Sans attendre de réponse, il s'en alla avec les montures. Flora sentit une petite main se glisser dans la sienne, et baissa les yeux vers le garçon qui lui montrait la porte sous l'escalier. Elle lui sourit et allait le suivre lorsqu’une jeune femme aux courtes boucles blondes sortit des cuisines et s'approcha d'eux, l'air aimable. Elle s'inclina devant Flora, achevant de la mettre mal à l'aise.

— Bonjour, je suis Merry. Je travaille au service du seigneur Axel.
— Et moi, c’est Flora, fit-elle timidement. Azelan est aux écuries, il a laissé Caleb me guider.
Merry eut un large sourire et caressa la tête du jeune garçon.
— Notre Caleb est muet, Dame Flora. Cela ne l'empêchera pas de vous servir sans

encombres. Il est tellement proche des chevaux, que le maitre lui en a confié la

charge de certains d’entre eux. Nous ne vous décevrons pas.
Cette fois, Flora tiqua. Il était hors de question que l’on se comporte ainsi avec elle.

— Je ne souhaite pas être traitée différemment, vous savez. Caleb a l’air d’être adorable, et je pense que nous avons presque le même âge toutes les deux.

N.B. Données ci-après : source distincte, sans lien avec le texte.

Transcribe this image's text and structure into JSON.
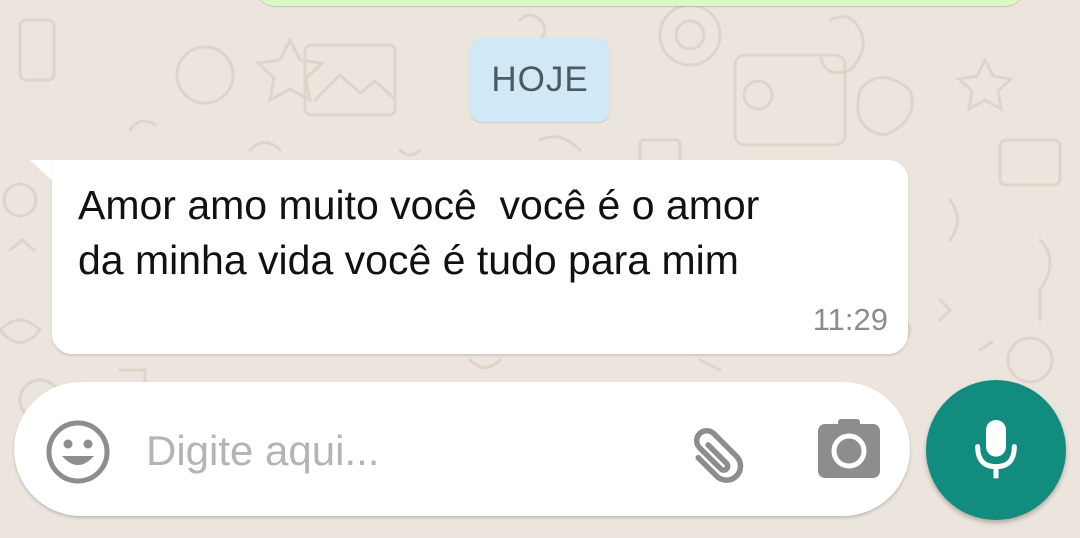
{
  "conversation": {
    "date_divider": "HOJE",
    "messages": [
      {
        "direction": "incoming",
        "text": "Amor amo muito você  você é o amor\nda minha vida você é tudo para mim",
        "time": "11:29"
      }
    ]
  },
  "composer": {
    "placeholder": "Digite aqui...",
    "value": "",
    "emoji_icon": "emoji-icon",
    "attach_icon": "paperclip-icon",
    "camera_icon": "camera-icon",
    "send_icon": "microphone-icon"
  },
  "colors": {
    "wallpaper": "#ECE5DD",
    "incoming_bubble": "#FFFFFF",
    "outgoing_bubble": "#DCF8C6",
    "date_chip": "#D1E9F6",
    "accent": "#128C7E"
  }
}
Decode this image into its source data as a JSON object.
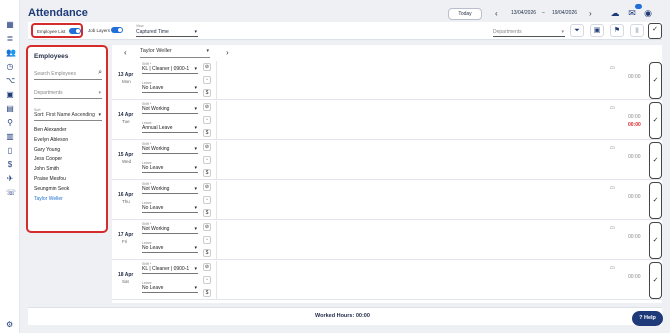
{
  "app": {
    "title": "Attendance"
  },
  "rail": {
    "icons": [
      "dashboard-icon",
      "list-icon",
      "people-icon",
      "clock-icon",
      "org-chart-icon",
      "clipboard-icon",
      "calendar-icon",
      "location-pin-icon",
      "building-icon",
      "document-icon",
      "dollar-icon",
      "plane-icon",
      "phone-icon"
    ],
    "settings_icon": "gear-icon"
  },
  "header": {
    "today_label": "Today",
    "date_from": "13/04/2026",
    "date_sep": "–",
    "date_to": "19/04/2026",
    "notification_count": ""
  },
  "filters": {
    "employee_list_label": "Employee List",
    "employee_list_on": true,
    "job_layers_label": "Job Layers",
    "job_layers_on": true,
    "view_label": "View",
    "view_value": "Captured Time",
    "departments_placeholder": "Departments"
  },
  "employees_panel": {
    "title": "Employees",
    "search_placeholder": "Search Employees",
    "departments_placeholder": "Departments",
    "sort_label": "Sort",
    "sort_value": "Sort: First Name Ascending",
    "employees": [
      "Ben Alexander",
      "Evelyn Ableson",
      "Gary Young",
      "Jess Cooper",
      "John Smith",
      "Praise Mesfou",
      "Seungmin Seok",
      "Taylor Weller"
    ],
    "selected": "Taylor Weller"
  },
  "schedule": {
    "selected_employee": "Taylor Weller",
    "shift_label": "Shift *",
    "leave_label": "Leave",
    "days": [
      {
        "date": "13 Apr",
        "weekday": "Mon",
        "shift": "KL | Cleaner | 0900-1",
        "leave": "No Leave",
        "hours": "00:00",
        "hours_alert": false
      },
      {
        "date": "14 Apr",
        "weekday": "Tue",
        "shift": "Not Working",
        "leave": "Annual Leave",
        "hours": "00:00",
        "hours2": "00:00",
        "hours_alert": true
      },
      {
        "date": "15 Apr",
        "weekday": "Wed",
        "shift": "Not Working",
        "leave": "No Leave",
        "hours": "00:00",
        "hours_alert": false
      },
      {
        "date": "16 Apr",
        "weekday": "Thu",
        "shift": "Not Working",
        "leave": "No Leave",
        "hours": "00:00",
        "hours_alert": false
      },
      {
        "date": "17 Apr",
        "weekday": "Fri",
        "shift": "Not Working",
        "leave": "No Leave",
        "hours": "00:00",
        "hours_alert": false
      },
      {
        "date": "18 Apr",
        "weekday": "Sat",
        "shift": "KL | Cleaner | 0900-1",
        "leave": "No Leave",
        "hours": "00:00",
        "hours_alert": false
      }
    ]
  },
  "footer": {
    "worked_hours": "Worked Hours: 00:00",
    "help_label": "Help"
  },
  "colors": {
    "brand": "#1f3a78",
    "accent": "#1f6fd6",
    "highlight": "#d52b2b"
  }
}
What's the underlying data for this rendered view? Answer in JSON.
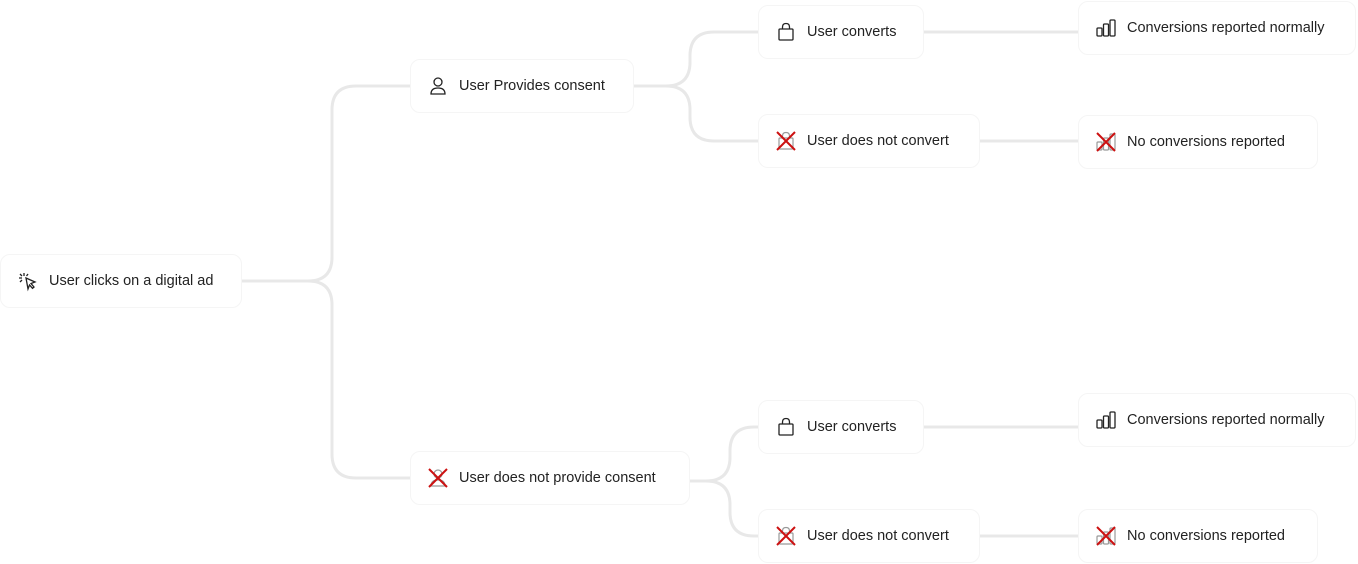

Si Merry parut surprise, Caleb lui, se mit à trembler. Flora pensa d'abord qu'elle l'avait effrayé, jusqu'à ce qu'elle réalise qu'il rigolait. Rassurée, elle sourit au garçon, et fit de même à la jeune femme, rappelant ainsi qu'il n'y avait pas besoin d'un quelconque cérémonial avec elle.

— D’accord … Flora…
Flora se put s'empêcher de penser à toutes ces difficultés qu'elle rencontrerait dans ce nouveau monde, comme la déférence que son entourage pourrait lui montrer. Il était hors de question de laisser croire aux gens qu'elle leur était supérieure. Merry semblait mal à l'aise, et Flora se demanda si elle n'avait pas plutôt pris sa requête comme un ordre à suivre. Retenant un soupir, elle se retourna aux bruits des pas d’Azelan. Il s'arrêta, surpris.

— Et bien alors, qu'est ce qui se passe ? Pourquoi vous n'entrez pas ?
— On faisait les présentations, répondit Merry en souriant. Entrez, je vous ai préparé de quoi manger.
Elle tourna les talons, et se dirigea vers la porte d’entrée et ils suivirent la jeune femme.
La cuisine était spacieuse, et Flora trouvait qu’elle ressemblait beaucoup à l'intérieur des anciens corps de ferme. Les casseroles et les poêles étaient suspendues au dessus d'un plan de travail, tandis qu’un grand feu dans l'âtre léchait une pièce de viande qui dégageait un agréable fumet. Une grande table avait été dressée, et probablement construite pour une famille nombreuse. Deux bancs étaient disposés de part et d'autre de celle-ci, plus un troisième contre le mur de droite, près de l'encadrement d'une porte épaisse qui laissait voir une jetée de marche montant vers les étages supérieur. Caleb lâcha la main de Flora pour se précipiter vers des petites tartelettes disposées sur un plat d'argent. Il en engloutit une tout rond, laissant le jus des baies rouges couler sur son menton. Merry fit les grands yeux, portant ses poings à ses hanches.

— Caleb ! Ce ne sont pas des manières ! Va tout de suite te laver les mains, et va t'asseoir avant de te jeter sur les gâteaux !

Azelan pouffa et alla s'installer à table. Flora sourit devant la mine déconfite du garçon, et alla rejoindre son compagnon de route pendant que Merry nettoyait la bouche de Caleb. Mordant dans une tartelette encore tiède, et tendant le plat à Flora, Azelan se mit à parler de la demeure.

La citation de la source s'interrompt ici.